The U.S. Department of Education sent a warning to five states on Monday that their statewide bans on mask mandates, including in schools, could violate students’ civil rights. Suzanne B. Goldberg, the department’s acting assistant secretary for civil rights, sent letters to state education leaders in Iowa, Oklahoma, South Carolina, Tennessee and Utah, informing them that the department’s Office for Civil Rights is investigating whether their bans are discriminatory.
At the center of the department’s concerns, according to Monday’s letters, are students with disabilities who may be at heightened risk for severe illness from COVID-19. Goldberg’s letters say these investigations will focus on whether the state bans are discriminatory by preventing students with disabilities from safely returning to in-person education.
Federal law “guarantees qualified students with disabilities the right to a free appropriate public education in elementary and secondary school,” Goldberg wrote in each of the letters. “This includes the right of students with disabilities to receive their education in the regular educational environment, alongside their peers without disabilities, to the maximum extent appropriate to their needs.”

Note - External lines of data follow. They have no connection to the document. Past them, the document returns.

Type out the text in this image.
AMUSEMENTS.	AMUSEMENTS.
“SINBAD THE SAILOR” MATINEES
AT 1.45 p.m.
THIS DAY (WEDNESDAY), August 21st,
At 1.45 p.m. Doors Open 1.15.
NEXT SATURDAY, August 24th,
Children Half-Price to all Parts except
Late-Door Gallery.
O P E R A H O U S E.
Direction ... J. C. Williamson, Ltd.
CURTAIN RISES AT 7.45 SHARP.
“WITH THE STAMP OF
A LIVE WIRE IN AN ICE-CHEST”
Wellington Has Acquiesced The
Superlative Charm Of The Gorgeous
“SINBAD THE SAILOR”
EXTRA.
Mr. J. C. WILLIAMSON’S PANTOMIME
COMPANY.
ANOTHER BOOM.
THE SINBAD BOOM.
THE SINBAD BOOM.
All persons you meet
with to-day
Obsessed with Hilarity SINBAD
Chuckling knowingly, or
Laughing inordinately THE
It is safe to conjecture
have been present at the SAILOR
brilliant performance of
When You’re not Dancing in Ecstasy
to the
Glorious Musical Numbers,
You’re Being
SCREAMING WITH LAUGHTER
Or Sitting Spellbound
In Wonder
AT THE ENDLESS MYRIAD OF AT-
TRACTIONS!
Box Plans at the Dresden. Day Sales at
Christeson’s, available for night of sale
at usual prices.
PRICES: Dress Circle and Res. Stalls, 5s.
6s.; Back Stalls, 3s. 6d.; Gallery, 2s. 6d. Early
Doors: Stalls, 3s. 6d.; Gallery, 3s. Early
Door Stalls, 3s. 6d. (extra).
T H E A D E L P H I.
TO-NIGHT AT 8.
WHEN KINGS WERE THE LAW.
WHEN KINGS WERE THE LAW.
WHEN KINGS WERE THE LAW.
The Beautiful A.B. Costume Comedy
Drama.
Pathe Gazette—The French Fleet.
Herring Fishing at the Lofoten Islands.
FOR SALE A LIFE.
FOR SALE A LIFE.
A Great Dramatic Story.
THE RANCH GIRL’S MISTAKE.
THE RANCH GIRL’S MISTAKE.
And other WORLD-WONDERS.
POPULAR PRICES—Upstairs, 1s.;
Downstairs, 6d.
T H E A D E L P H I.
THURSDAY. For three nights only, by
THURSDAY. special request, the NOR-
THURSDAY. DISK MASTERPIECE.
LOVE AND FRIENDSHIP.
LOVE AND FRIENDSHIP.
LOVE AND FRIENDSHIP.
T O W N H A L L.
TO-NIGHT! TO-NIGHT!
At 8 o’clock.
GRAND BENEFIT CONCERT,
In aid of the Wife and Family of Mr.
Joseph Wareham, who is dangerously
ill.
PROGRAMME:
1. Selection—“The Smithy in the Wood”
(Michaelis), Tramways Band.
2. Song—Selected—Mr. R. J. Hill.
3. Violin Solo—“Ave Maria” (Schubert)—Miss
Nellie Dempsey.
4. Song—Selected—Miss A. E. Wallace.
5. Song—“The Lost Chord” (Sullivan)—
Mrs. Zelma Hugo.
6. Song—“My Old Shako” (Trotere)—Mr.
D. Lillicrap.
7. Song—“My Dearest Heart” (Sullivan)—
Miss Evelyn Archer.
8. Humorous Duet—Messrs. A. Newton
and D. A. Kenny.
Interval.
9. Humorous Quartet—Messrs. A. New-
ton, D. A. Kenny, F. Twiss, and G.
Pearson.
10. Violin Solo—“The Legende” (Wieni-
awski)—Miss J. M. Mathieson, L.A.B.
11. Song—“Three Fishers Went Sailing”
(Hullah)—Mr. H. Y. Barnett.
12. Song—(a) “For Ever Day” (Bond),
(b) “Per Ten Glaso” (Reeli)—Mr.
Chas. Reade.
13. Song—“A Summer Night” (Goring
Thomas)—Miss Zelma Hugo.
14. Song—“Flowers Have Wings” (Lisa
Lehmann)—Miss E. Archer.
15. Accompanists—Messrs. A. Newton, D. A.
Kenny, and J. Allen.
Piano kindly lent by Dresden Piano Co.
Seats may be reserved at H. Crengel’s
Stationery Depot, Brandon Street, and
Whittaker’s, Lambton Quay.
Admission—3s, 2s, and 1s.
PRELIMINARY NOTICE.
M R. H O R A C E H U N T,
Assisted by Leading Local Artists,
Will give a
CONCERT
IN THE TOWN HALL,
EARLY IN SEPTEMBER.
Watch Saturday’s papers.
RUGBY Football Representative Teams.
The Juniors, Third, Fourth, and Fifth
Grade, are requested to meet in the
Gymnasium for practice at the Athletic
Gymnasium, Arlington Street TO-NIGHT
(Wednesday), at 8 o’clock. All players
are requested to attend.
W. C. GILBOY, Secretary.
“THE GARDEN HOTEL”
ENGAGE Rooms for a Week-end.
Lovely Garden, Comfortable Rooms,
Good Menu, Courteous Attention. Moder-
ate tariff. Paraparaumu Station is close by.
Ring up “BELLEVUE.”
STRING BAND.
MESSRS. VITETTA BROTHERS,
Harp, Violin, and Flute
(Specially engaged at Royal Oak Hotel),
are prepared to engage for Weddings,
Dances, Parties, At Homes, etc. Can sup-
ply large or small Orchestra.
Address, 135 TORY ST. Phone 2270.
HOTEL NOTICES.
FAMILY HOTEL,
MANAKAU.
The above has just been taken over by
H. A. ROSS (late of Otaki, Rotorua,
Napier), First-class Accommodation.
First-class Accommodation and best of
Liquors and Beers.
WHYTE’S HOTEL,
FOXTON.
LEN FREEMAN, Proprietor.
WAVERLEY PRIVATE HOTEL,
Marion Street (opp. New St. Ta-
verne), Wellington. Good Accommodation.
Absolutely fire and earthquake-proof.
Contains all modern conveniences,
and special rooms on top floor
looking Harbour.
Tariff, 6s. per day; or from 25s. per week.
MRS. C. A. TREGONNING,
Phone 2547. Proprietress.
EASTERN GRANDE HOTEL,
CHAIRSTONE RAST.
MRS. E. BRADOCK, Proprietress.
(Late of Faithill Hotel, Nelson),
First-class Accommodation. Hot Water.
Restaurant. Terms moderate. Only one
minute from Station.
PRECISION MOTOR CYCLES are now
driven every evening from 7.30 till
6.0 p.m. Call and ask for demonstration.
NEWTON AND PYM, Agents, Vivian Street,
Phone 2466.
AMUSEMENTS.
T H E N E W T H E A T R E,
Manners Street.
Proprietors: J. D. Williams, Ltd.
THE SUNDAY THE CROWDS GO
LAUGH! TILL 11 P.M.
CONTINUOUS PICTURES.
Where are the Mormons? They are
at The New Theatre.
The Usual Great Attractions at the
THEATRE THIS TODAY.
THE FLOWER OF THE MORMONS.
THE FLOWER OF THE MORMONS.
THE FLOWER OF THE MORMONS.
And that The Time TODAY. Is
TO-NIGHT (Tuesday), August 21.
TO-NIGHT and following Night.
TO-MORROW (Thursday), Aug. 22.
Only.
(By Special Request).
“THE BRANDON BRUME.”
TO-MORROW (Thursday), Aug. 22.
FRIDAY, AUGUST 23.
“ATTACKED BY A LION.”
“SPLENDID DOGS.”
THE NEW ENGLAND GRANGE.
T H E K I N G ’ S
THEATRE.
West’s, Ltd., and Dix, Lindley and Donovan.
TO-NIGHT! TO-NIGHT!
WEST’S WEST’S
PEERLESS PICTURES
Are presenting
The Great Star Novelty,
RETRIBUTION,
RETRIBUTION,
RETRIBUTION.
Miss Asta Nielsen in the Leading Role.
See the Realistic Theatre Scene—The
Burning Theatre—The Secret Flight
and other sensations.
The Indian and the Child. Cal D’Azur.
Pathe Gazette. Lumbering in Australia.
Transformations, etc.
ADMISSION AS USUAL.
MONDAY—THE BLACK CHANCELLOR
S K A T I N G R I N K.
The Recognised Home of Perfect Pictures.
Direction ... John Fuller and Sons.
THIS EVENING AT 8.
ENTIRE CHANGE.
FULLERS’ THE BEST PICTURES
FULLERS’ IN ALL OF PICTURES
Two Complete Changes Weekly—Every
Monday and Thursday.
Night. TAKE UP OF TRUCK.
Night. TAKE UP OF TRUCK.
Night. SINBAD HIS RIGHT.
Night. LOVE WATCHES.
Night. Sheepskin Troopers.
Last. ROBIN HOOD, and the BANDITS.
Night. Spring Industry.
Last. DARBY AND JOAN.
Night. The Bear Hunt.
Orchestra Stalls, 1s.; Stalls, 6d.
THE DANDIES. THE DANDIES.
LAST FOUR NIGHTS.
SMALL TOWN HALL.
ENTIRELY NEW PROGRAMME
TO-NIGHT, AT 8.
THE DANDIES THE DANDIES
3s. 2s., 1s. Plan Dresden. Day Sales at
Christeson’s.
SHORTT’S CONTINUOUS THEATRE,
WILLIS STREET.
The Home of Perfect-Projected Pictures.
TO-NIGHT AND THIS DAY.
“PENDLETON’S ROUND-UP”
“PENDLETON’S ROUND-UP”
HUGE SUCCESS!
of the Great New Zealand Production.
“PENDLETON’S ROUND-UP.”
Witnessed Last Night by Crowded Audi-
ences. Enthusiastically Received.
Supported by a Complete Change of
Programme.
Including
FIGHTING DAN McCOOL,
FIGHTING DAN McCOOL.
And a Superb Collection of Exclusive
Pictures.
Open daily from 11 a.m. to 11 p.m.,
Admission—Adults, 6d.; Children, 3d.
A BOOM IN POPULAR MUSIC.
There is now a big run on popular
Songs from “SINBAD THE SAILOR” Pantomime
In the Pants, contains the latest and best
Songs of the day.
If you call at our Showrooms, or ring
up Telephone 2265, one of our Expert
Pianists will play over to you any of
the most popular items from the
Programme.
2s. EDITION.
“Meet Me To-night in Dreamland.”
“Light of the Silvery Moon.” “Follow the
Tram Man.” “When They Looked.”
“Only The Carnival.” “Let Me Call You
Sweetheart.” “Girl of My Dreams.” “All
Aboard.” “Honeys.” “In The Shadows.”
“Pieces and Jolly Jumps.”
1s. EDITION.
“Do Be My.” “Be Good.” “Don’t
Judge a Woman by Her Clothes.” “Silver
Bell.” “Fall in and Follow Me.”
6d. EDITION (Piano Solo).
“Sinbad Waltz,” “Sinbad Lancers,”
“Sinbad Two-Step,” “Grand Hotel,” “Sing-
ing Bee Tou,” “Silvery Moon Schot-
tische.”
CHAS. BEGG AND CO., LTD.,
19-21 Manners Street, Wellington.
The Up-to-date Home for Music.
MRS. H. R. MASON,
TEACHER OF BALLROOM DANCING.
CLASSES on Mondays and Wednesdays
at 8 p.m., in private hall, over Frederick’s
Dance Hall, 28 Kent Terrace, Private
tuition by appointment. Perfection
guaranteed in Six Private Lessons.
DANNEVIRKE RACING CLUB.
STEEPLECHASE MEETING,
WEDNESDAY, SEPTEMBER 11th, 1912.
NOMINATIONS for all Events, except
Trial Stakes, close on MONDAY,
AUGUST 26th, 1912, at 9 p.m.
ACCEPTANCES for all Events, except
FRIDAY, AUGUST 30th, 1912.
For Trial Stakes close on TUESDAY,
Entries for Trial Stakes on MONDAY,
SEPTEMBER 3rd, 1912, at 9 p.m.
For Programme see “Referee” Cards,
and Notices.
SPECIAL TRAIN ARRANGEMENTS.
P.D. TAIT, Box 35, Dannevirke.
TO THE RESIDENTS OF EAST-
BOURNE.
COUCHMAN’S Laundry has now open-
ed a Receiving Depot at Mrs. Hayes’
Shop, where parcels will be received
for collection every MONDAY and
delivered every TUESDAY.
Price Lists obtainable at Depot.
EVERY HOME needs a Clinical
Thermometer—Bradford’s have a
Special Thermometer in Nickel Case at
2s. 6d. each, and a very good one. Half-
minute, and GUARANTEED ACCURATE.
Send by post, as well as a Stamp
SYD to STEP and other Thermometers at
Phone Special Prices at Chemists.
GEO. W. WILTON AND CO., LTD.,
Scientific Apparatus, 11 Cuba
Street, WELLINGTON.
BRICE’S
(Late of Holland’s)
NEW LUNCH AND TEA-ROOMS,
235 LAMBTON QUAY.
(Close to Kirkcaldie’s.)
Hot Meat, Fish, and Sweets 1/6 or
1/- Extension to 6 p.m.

If students with disabilities do not feel safe returning to school because their classmates cannot be required to wear masks, the department’s argument goes, then these bans could be considered discriminatory and violate either Section 504 of the Rehabilitation Act of 1973 and/or Title II of the Americans With Disabilities Act of 1990.
The announcement comes after President Biden issued a memorandum on Aug. 18 in which he directed Education Secretary Miguel Cardona to ensure that “Governors and other officials are giving students the opportunity to participate and remain in safe full-time, in-person learning without compromising their health or the health of their families or communities.”
If the Education Department ultimately finds that these mask mandate bans do run afoul of federal civil rights law, it could threaten to withhold federal funding, though, on a recent appearance on NBC’s Meet the Press, Cardona conceded that this was less than ideal.
“When we talk about withholding funds, those who suffer are the students,” Cardona said. “Withholding funds doesn’t usually work. If anything, it adds insult to injury to these students who are trying to get into the classroom.”
The department says it is not at this time investigating other states with similar bans — including Texas, Florida, Arkansas and Arizona — because those bans are not currently being enforced, due to either court orders or other actions.
In a statement to NPR, Oklahoma State Superintendent of Public Instruction Joy Hofmeister, an elected Republican, said she supports the investigation:
“Regrettably, we are not surprised by this civil rights investigation spurred by passage of a state law prohibiting mask requirements in Oklahoma public schools. That law, Senate Bill 658, is preventing schools from fulfilling their legal duty to protect and provide all students the opportunity to learn more safely in-person. We will fully cooperate with USDE.”
In short, Hofmeister told NPR: “I want the law to be stricken.”
Utah’s state superintendent of public instruction, Sydnee Dickson, said in a statement: “While we appreciate [the Office for Civil Rights’] efforts to protect children, specifically students with disabilities, we think they have unfairly defined Utah as a state where mask mandates cannot occur. State law places these decisions at the local level with local health departments and locally elected officials. … We look forward to working with OCR to clarify Utah’s position on the issue.”